Pici, a traditional Italian noodle originating in Tuscany, is a delicious and filling pasta that can be enjoyed with an array of sauces. Categorized as “pasta lunga” in the Encyclopedia of Pasta, pici pasta is typically made by hand and eaten fresh, not dried.
The name pici comes from the word “appiciare,” which refers to the technique used to create these noodles. This style of pasta has been part of ancient Italian culture since the Etruscans, and continues to be enjoyed today.
We were fortunate enough to have our relative, Lisa, stay with us while visiting from Caprarola, Italy, who shared her favorite pici pasta recipe with us. Watch the video to see how it’s made and follow the instructions below for further guidance.
Pici Pasta Ingredients:
- 00 Superfine flour (12 oz)
- Semolina flour (12 oz)
- Egg (1)
- Water (8 oz)
- Salt (1 tbs)
- Oil (optional) (2 tbs)
- Combine flour on a clean, flat surface. Mix with your hands until both types of flour are incorporated.
- Create a well in the middle of your flour and crack an egg inside.
- Mix egg with a fork, slowly and incrementally adding water to the mixture.
- Slowly stir flour into egg/water mixture with your fork by scraping it from the inner part of the well until it creates a dough.
- Knead the dough for about 5 minutes, adding any remaining water as needed for proper consistency. The dough should be smooth when done.
- Take the dough and cut off roughly a 3/4” slice. (You do not need to let dough rise). Begin to roll it into a long, thick noodle (thickness should be similar to a pencil).
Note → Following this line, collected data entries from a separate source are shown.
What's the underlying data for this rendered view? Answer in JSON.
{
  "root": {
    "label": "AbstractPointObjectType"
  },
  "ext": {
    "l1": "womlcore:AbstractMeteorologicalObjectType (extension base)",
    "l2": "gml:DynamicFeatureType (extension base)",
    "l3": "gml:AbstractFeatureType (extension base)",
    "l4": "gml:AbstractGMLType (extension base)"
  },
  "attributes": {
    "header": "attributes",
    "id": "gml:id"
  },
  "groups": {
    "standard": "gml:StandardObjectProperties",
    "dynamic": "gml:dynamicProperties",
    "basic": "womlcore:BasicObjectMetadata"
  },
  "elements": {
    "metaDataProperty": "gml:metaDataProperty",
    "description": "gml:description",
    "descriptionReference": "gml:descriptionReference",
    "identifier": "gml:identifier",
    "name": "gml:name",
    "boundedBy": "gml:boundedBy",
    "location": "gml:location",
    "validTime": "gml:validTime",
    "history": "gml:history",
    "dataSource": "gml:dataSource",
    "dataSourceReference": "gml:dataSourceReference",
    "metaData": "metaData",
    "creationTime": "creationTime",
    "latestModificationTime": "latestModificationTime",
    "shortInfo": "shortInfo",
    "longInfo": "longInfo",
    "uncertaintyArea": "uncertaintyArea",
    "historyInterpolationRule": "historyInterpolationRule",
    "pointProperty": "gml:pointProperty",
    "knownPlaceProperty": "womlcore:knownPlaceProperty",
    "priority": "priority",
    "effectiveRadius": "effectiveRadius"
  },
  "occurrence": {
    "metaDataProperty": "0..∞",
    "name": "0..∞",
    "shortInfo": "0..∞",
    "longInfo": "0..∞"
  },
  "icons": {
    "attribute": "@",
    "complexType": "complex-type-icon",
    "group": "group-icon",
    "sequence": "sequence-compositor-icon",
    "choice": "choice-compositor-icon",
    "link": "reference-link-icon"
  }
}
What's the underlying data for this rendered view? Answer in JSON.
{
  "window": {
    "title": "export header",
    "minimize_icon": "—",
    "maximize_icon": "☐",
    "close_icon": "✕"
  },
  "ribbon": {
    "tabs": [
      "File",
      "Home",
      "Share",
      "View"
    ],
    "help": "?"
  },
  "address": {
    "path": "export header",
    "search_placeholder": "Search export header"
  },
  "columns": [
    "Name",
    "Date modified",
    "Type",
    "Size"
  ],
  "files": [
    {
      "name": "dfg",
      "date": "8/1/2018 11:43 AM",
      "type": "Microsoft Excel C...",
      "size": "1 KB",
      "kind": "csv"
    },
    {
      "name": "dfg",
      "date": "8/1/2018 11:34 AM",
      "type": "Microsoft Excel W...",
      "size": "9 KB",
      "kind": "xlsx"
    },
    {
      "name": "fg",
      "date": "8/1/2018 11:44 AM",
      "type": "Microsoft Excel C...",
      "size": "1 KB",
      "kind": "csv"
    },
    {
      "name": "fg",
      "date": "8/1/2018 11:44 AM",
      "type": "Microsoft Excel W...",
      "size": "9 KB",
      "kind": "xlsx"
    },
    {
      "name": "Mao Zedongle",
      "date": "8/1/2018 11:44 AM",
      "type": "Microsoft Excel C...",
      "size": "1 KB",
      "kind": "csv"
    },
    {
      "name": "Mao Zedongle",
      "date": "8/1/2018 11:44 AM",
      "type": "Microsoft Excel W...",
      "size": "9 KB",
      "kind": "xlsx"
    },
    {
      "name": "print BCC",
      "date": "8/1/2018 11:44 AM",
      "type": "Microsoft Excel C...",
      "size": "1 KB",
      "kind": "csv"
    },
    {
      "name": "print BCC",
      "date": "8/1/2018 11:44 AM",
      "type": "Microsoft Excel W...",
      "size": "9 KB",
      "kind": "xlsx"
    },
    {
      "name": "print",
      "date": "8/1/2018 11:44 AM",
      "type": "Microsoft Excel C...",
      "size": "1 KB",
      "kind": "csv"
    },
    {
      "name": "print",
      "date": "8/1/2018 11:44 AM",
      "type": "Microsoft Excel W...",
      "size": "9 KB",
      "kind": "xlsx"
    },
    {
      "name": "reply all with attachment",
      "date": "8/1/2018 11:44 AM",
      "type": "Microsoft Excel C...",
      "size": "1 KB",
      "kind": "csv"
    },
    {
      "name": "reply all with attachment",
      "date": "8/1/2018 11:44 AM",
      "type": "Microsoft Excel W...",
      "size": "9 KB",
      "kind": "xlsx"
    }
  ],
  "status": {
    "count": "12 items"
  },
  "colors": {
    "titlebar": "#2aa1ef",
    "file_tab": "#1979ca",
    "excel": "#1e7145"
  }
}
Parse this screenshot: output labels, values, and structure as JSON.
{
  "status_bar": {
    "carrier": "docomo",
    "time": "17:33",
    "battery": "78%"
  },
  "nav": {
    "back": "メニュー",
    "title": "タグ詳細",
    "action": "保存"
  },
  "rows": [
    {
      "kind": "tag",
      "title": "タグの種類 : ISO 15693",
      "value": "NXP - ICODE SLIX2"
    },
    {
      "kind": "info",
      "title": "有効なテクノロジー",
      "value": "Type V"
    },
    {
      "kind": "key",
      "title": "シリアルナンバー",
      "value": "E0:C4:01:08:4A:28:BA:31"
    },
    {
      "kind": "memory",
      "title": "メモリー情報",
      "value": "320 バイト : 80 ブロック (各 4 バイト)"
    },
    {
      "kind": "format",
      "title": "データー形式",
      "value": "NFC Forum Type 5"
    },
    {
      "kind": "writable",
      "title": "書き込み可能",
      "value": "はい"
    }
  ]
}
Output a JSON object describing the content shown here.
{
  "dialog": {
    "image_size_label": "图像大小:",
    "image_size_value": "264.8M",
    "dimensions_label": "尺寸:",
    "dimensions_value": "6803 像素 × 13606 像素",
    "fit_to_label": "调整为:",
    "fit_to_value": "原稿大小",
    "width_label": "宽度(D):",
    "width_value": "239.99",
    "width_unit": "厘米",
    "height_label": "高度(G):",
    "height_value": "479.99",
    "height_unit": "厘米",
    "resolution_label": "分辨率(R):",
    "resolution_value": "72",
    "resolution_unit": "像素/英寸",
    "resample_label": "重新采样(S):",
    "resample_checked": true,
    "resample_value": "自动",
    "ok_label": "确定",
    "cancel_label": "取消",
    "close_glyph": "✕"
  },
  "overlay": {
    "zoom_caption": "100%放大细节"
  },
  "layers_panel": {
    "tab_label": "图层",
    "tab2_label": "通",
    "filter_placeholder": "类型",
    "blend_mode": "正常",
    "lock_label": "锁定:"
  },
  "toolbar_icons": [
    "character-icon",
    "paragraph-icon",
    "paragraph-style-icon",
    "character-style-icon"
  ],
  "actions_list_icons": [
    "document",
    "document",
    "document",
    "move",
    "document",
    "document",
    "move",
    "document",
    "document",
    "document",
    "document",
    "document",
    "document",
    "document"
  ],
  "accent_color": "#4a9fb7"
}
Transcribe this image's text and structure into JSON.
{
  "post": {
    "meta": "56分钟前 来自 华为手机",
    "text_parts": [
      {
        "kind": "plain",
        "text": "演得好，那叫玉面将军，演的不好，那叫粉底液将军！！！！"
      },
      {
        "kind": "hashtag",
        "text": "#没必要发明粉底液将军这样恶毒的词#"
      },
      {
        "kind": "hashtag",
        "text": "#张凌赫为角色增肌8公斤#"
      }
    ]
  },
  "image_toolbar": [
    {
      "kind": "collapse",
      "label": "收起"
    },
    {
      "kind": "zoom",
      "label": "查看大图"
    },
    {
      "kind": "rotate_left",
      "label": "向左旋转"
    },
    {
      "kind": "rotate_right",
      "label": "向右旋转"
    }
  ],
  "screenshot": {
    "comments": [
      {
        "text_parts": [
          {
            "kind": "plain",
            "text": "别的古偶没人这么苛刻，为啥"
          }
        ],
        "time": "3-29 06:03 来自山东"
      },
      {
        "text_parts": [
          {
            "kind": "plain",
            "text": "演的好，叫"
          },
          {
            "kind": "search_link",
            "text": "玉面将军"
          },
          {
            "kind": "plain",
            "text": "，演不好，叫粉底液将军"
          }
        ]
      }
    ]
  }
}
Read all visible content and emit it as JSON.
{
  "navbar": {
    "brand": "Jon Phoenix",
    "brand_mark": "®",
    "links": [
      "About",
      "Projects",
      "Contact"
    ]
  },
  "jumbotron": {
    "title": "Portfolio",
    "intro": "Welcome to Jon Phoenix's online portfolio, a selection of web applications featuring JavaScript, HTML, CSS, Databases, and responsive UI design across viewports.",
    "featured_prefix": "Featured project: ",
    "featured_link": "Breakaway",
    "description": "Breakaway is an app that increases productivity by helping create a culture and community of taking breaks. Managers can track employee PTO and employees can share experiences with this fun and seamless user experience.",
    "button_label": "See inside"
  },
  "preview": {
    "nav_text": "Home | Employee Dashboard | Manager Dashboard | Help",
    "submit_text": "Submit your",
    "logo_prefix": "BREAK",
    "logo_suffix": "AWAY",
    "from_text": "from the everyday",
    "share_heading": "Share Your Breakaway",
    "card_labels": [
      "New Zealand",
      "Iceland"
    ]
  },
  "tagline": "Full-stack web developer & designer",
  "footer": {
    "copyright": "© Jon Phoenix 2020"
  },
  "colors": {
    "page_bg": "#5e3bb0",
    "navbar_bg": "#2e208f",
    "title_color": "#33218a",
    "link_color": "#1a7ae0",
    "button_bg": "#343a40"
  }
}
Continue this process for the rest of the dough.
- After pici has been rolled, add salt, oil (optional) and 1 lb. pasta to 4 quarts boiling water and cook for 4-5 minutes.
- Combine pici pasta with your favorite sauce. (Here’s a guide for pairing your pici with the perfect sauce.)
We completed our pici dish with Mici’s delicious Cortonese sauce that’s made fresh with nothing but beef, pork, celery, onions, tomatoes, herbs and spices—all simmered to perfection.
And what Mici pasta dish would be complete without our family’s famous hand-rolled meatballs? Finish your plate off with a sprinkle of freshly-grated Parmigiano-Reggiano, and enjoy!